According to the documents' introduction, which Wired News reported was written by Klein, that door concealed "computer gear for a government spy operation ... only people with security clearance from the National Security Agency can enter this room."

Behind the door, according to the documents, was a 24-by-48-foot room containing servers, routers and an industrial-size air conditioner. High-speed fiber-optic circuits are routed from AT&T's backbone servers to the room, where the documents suggest a special "splitter" routes part of the light signal to a device designed to collect and analyze high-speed and high-volume data.

"These installations enable the government to look at every individual message on the Internet and analyze exactly what people are doing," Klein wrote, according to Wired News. "This is the infrastructure for an Orwellian police state. It must be shut down!"

It appears, at least in the documents posted by Wired News, that Klein was describing a system partly based on his own observations, partly on what the documents call "educated guesses," and partly on conclusions drawn from different sources.

That said, the highly detailed nature of the documents tends to support their veracity, Aftergood said.

"It's rather detailed, which I think lends it some credibility, because there are many ways it could be shown to be wrong or inauthentic, and no one has done so," he said.

On the other hand, the documents could accurately describe a system at AT&T but misstate the system's intent, said Steven Bellovin, a computer science professor at Columbia University who worked previously at AT&T Labs Research.
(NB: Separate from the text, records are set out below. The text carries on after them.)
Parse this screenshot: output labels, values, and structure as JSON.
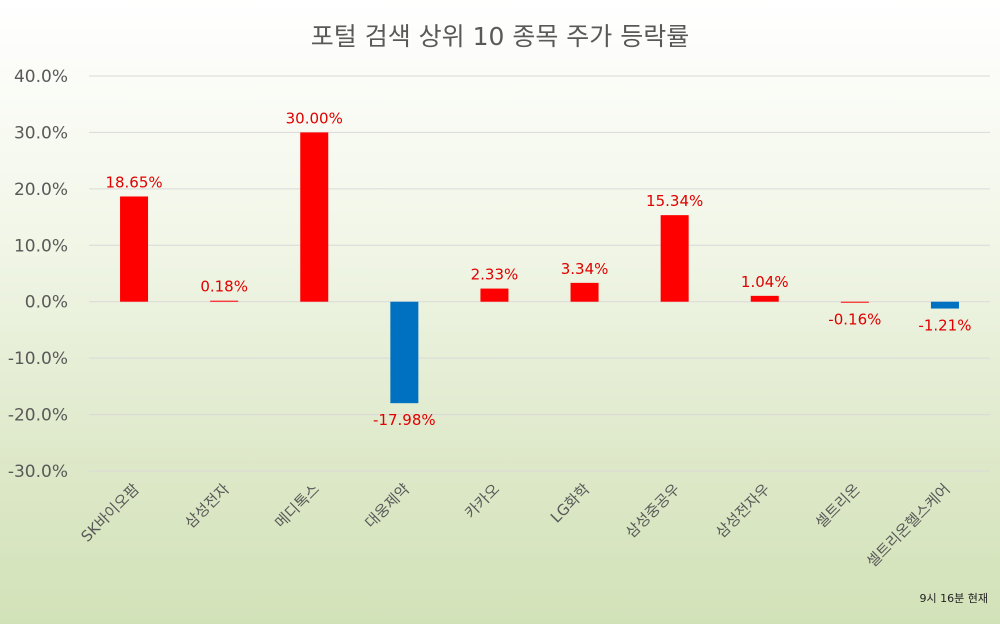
{
  "chart_data": {
    "type": "bar",
    "title": "포털 검색 상위 10 종목 주가 등락률",
    "categories": [
      "SK바이오팜",
      "삼성전자",
      "메디톡스",
      "대웅제약",
      "카카오",
      "LG화학",
      "삼성중공우",
      "삼성전자우",
      "셀트리온",
      "셀트리온헬스케어"
    ],
    "values": [
      18.65,
      0.18,
      30.0,
      -17.98,
      2.33,
      3.34,
      15.34,
      1.04,
      -0.16,
      -1.21
    ],
    "data_labels": [
      "18.65%",
      "0.18%",
      "30.00%",
      "-17.98%",
      "2.33%",
      "3.34%",
      "15.34%",
      "1.04%",
      "-0.16%",
      "-1.21%"
    ],
    "bar_colors": [
      "#ff0000",
      "#ff0000",
      "#ff0000",
      "#0070c0",
      "#ff0000",
      "#ff0000",
      "#ff0000",
      "#ff0000",
      "#ff0000",
      "#0070c0"
    ],
    "ylim": [
      -30,
      40
    ],
    "yticks": [
      40,
      30,
      20,
      10,
      0,
      -10,
      -20,
      -30
    ],
    "ytick_labels": [
      "40.0%",
      "30.0%",
      "20.0%",
      "10.0%",
      "0.0%",
      "-10.0%",
      "-20.0%",
      "-30.0%"
    ],
    "grid": true,
    "data_label_color": "#e00000",
    "footnote": "9시 16분 현재"
  }
}
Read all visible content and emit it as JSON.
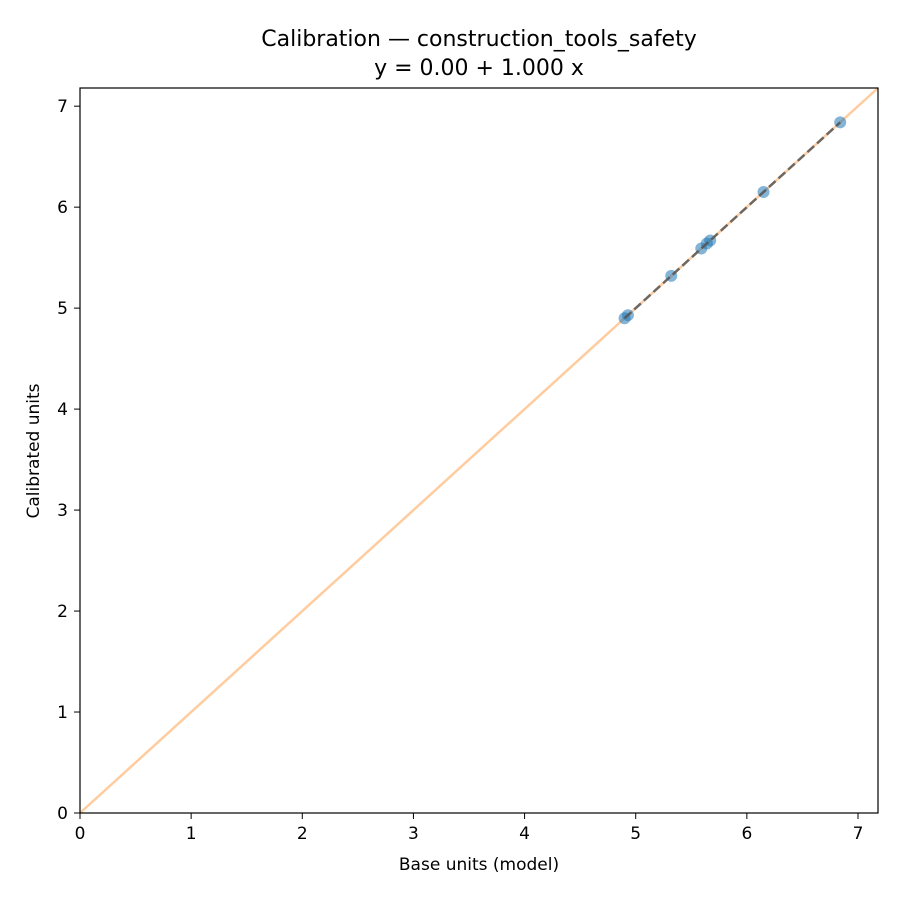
{
  "chart_data": {
    "type": "scatter",
    "title": "Calibration — construction_tools_safety",
    "subtitle": "y = 0.00 + 1.000 x",
    "xlabel": "Base units (model)",
    "ylabel": "Calibrated units",
    "xlim": [
      0,
      7.18
    ],
    "ylim": [
      0,
      7.18
    ],
    "xticks": [
      "0",
      "1",
      "2",
      "3",
      "4",
      "5",
      "6",
      "7"
    ],
    "yticks": [
      "0",
      "1",
      "2",
      "3",
      "4",
      "5",
      "6",
      "7"
    ],
    "grid": false,
    "points": {
      "x": [
        4.9,
        4.93,
        5.32,
        5.59,
        5.64,
        5.67,
        6.15,
        6.84
      ],
      "y": [
        4.9,
        4.93,
        5.32,
        5.59,
        5.64,
        5.67,
        6.15,
        6.84
      ]
    },
    "identity_line": {
      "from": [
        0,
        0
      ],
      "to": [
        7.18,
        7.18
      ]
    },
    "fit_line": {
      "intercept": 0.0,
      "slope": 1.0,
      "x_range": [
        4.9,
        6.84
      ]
    },
    "colors": {
      "points": "#1f77b4",
      "identity_line": "#ff7f0e",
      "fit_line": "#555555"
    }
  }
}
"There are all sorts of reasons for doing network monitoring," said Bellovin, citing as examples a company's desire to monitor network traffic to make sure that it is being routed efficiently and that other companies are adhering to their traffic-routing agreements.

Some of the document's claims don't stand up well technically, Bellovin said -- the claim that the entire Internet was being monitored, for example, was "quite an exaggeration ... there's no one place you can tap the Internet," he said.

On the other hand, Bellovin said, nothing in the document proves that the described network is not a surveillance system -- and the claim that only NSA-cleared personnel could go into the "secret room" supports the theory.

"Without more information, it's impossible to say just what's going on there," said Bellovin.

The Wired News story comes amid a controversy about government surveillance and the press' coverage of the programs.

Previous stories have alleged NSA surveillance of phone calls and data mining of Americans' phone records. The stories have been cheered by critics of expanded government surveillance and denounced by others who suggest such stories harm national security.

On Sunday, U.S. Attorney General Alberto Gonzales said he believes that the federal government has the power to prosecute journalists and news organizations that publish such material. "There are some statutes on the book, which, if you read the language carefully, would seem to indicate that that is a possibility," Gonzales told ABC's "This Week."

As of Monday afternoon, Wired News had not been contacted by any federal officials, AT&T or the court since publishing the story.

"Truly as a legal matter, they're on pretty solid legal grounds," said Peter Scheer, executive director of the California First Amendment Coalition.

Scheer's organization co-signed a letter with Wired News last week asking the court to keep the proceedings open to the press, but it has not taken a position on the merits of the case.

The Wired News documents seem to suggest business sensitivity but not enough to support a court sealing, Scheer said. To First Amendment guardians, he said, the greater concern is what reaction federal officials might have to the leak of classified documents.

"We are seeing an extraordinary degree of anxiety on the government's part about reporting based on leaks of confidential documents in the government's possession," Scheer said. "I think the Justice Department is about to take the gloves off in its pursuit of information the press has. And the press is about to lose its ability to use confidential sources."